Plan to convert former Dales school for tourism venture wins backing

Arkengarthdale C of E School after its closure.

The final chapter of a saga over an Dales school building which was made an assett of community value appears to be drawing near as a proposal to convert it into tourist accommodation has won the backing of planners.

Martin and Sue Stephenson’s ambition to convert the former Arkengarthdale Primary School into a base for their Inside Out Yorkshire guided walks and activity weekends venture will be considered by the Yorkshire Dales National Park Authority on Tuesday.

The school, near Langthwaite, which had served the Upper Dales area for 360 years, closed in 2019 after pupil numbers dwindled.

When attempts to use the site to bolster the scant affordable housing stock in the area failed due to funding issues, the Arkengarthdale School Building Community Group, supported by Arkengarthdale Parish Council, had the site registered as an Asset of Community Value.
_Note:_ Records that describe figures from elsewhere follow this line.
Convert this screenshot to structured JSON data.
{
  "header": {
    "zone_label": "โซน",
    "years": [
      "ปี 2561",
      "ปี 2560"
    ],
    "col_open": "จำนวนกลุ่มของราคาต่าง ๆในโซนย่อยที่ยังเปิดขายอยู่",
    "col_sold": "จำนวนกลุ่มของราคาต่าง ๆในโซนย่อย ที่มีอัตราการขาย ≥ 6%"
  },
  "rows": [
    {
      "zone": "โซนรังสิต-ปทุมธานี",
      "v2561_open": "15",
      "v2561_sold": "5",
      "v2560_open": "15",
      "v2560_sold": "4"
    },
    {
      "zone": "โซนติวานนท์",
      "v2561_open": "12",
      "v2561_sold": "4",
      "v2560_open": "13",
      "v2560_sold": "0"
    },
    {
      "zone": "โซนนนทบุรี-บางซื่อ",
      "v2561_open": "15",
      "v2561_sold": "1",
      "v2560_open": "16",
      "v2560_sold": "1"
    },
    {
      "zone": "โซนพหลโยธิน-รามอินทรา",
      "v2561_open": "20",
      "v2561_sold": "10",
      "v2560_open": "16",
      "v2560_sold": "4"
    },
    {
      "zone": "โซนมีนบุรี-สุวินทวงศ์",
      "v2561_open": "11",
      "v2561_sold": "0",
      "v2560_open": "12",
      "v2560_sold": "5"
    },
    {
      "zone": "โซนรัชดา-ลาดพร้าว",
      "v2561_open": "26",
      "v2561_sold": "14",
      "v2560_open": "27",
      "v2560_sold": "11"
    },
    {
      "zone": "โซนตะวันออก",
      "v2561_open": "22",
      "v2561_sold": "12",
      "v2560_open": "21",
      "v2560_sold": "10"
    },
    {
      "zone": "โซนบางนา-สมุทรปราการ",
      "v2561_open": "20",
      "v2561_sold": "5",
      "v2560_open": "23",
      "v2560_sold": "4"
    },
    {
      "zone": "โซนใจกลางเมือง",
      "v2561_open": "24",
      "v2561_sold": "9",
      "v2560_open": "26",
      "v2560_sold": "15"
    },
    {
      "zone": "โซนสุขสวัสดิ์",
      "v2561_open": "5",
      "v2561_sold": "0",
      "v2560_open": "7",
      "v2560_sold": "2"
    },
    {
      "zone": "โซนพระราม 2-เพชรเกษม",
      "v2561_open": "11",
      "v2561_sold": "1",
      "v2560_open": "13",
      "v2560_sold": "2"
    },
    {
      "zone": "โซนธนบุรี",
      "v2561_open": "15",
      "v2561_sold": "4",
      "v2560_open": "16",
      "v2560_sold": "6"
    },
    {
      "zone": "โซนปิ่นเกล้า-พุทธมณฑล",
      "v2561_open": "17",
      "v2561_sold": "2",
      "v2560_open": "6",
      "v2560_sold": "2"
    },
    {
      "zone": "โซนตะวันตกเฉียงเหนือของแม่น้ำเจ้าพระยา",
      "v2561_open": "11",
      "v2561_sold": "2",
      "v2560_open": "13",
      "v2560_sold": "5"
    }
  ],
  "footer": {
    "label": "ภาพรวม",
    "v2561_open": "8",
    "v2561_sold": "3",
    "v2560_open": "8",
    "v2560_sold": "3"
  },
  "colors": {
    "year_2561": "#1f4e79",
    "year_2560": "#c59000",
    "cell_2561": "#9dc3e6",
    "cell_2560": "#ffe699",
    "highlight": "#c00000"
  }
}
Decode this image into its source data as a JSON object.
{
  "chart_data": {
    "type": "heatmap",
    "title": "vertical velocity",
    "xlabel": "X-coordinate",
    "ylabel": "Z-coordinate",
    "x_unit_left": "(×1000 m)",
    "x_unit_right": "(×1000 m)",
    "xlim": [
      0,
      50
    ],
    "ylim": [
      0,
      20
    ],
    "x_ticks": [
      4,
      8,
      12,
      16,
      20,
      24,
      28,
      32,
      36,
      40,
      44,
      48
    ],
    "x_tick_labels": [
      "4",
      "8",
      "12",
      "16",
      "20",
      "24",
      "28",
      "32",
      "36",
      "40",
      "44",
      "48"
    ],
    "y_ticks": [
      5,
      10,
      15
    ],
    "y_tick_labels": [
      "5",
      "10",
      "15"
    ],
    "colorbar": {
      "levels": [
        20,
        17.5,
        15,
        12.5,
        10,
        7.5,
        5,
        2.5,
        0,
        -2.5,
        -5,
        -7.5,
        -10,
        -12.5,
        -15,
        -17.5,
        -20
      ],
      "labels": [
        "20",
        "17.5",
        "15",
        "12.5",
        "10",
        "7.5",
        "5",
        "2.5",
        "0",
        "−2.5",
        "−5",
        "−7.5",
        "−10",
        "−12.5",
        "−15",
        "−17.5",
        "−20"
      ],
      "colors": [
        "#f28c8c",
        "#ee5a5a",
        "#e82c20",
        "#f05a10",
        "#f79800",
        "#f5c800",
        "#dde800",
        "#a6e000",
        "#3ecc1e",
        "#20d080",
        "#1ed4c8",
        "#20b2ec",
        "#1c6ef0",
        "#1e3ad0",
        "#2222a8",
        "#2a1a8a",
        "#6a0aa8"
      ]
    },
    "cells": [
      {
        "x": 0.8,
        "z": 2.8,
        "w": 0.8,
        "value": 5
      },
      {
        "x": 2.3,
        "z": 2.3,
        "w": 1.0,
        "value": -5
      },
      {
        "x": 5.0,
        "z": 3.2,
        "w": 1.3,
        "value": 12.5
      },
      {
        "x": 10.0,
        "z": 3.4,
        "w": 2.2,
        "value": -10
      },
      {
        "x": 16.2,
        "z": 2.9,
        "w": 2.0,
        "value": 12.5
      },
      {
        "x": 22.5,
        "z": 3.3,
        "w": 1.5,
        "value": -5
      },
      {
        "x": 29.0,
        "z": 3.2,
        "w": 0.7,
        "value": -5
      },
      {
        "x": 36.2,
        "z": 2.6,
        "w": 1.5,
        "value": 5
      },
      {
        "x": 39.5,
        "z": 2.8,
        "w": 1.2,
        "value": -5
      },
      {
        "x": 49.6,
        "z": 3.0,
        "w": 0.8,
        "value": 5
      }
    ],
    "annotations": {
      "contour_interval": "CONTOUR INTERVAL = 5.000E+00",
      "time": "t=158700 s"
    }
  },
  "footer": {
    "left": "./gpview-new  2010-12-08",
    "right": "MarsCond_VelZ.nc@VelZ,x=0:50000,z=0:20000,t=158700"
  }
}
The move triggered a six-month moratorium that restricted the building to community uses, but the community group was unable to raise the funds needed to buy the building by the deadline, so the Church of England school sold the school to the couple for £185,000.

In planning papers lodged with the authority, the couple state their business would work alongside other activity providers, to offer a wide range of activities, including yoga, kayaking and mountain biking.

The documents state: “Business will be generated for local accommodation providers and pubs and there will be employment opportunities for local service providers, including cleaners, activity instructors and guides.

“The business model requires guest accommodation and studio/classroom space for activities which include small group yoga and navigation classes.”

Park authority officers said for planning purposes, the former school would remain classed as a community facility until a permission was implemented for another authorised use.

They have advised alternative developments should not be permitted unless it can be demonstrated the land or building could not fulfil, or is not needed for, an alternative community use.

Officers said while objections, including one from The Upper Dales Community Land Trust, had been made over the loss of registered Asset of Community Value, the moratorium period had passed without it being shown that there was sufficient need for it to be retained as a community building.

The officers’ report states the creation of a local needs dwelling for a family living and working in the dale the business would help visitors enjoy the special qualities of the national park.

Recommending the plan be granted consent, the report states: “It would bring in couples, families and small groups who would enjoy activities in the local countryside and onsite.

“This would generate local employment and support businesses in the area that provide accommodation and the means to undertake outdoor activities.

“The proposal would see the redundant buildings given a residential and business use.”